Allerdings: Über den Inhalt des Flugblattes sprachen Anton Rederer und Helmut Aiwanger damals nicht. "Ich kannte den Inhalt des Schreibens nicht." Deshalb ist nicht zweifelsfrei geklärt, ob es sich um das Hetzblatt handelt, das in Hubert Aiwangers Schulranzen gefunden wurde. Dafür spricht aber, dass sich Hubert Aiwanger an "keine weiteren Flugblätter meines Bruders" erinnern könne, wie er in den Antworten auf den Fragenkatalog von Ministerpräsident Markus Söder (CSU) schreibt.
Helmut Aiwanger hat Verantwortung übernommen
Ende August hatte die "Süddeutsche Zeitung" über ein menschenverachtendes Flugblatt berichtet, das im Schuljahr 1987/88 an Aiwangers damaliger Schule, dem Burkhart-Gymnasium in Mallersdorf-Pfaffenberg, gefunden wurde.
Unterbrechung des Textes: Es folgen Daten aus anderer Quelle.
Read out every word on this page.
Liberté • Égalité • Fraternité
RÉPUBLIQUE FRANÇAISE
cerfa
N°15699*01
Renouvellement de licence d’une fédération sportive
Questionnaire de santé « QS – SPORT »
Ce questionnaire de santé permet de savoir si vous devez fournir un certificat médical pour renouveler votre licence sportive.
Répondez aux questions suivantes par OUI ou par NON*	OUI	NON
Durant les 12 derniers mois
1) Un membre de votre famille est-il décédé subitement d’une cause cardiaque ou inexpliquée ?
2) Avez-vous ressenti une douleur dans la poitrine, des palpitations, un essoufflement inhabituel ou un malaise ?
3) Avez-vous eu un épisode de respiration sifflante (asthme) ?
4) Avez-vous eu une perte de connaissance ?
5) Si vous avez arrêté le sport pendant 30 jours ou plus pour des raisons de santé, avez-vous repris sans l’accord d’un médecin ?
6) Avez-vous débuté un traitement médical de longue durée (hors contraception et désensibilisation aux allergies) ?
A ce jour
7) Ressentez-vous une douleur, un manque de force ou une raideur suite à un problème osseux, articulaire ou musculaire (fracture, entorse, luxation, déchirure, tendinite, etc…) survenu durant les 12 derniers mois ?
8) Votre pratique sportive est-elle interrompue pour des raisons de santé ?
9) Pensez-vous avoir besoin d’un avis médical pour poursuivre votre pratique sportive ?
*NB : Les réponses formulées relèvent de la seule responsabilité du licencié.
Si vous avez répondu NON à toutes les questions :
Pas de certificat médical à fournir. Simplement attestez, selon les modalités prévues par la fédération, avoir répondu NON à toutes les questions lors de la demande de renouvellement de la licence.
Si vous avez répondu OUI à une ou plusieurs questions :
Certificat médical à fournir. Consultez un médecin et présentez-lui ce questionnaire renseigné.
In dem Blatt geht es um einen fiktiven Bundeswettbewerb, in dem "der größte Vaterlandsverräter" gesucht wird. Der erste Preis: ein "Freiflug durch den Schornstein von Auschwitz".
Das Flugblatt wurde in der Schultasche des Schülers Hubert Aiwanger gefunden, gegen den ein Disziplinarverfahren angestrengt wurde. Hubert Aiwanger bestreitet heute allerdings, das Flugblatt verfasst zu haben. Kurz nach der Veröffentlichung der SZ übernahm sein Bruder Helmut die Verantwortung.
Weiterhin viele offene Fragen
Viele Fragen sind allerdings noch offen: Warum hatte Hubert Aiwanger das Flugblatt in der Tasche? Warum fiel der Verdacht seinerzeit überhaupt auf ihn? Warum wurde seine Tasche überhaupt durchsucht? Und: Warum haben die Brüder Aiwanger nicht schon vor der Veröffentlichung der SZ aufgeklärt?
Zahlreiche Zeugen haben sich geäußert
In den vergangenen Tagen haben Reporterinnen und Reporter des BR mit mehreren Mitschülern und Lehrern Aiwangers gesprochen. Einige schildern Aiwanger als unauffälligen Schüler, andere erheben schwere Vorwürfe. Die meisten wollen anonym bleiben.
Einer, der sich offen geäußert hat, ist Mario Bauer, der drei Jahre lang mit Hubert Aiwanger in eine Klasse ging. Im Interview mit dem ARD-Magazin "report München" erzählte er, dass Aiwanger den Hitlergruß gezeigt und "judenfeindliche Witze über Auschwitz und so weiter" erzählt habe. Zu "hundert Prozent" sicher sei er sich da. Auch ein anderer Mitschüler berichtet dem BR von judenfeindlichen Witzen. Auch er hat eine eidesstattliche Versicherung abgegeben. Andere Medien berichten von weiteren Zeugenaussagen: Aiwanger habe Hitlers "Mein Kampf" in der Schultasche gehabt, vor dem Spiegel Hitler Reden einstudiert oder einen Schulordner besessen, auf dessen Innenseite die Beschimpfung stand: "Schwarzbraun ist die Negersau".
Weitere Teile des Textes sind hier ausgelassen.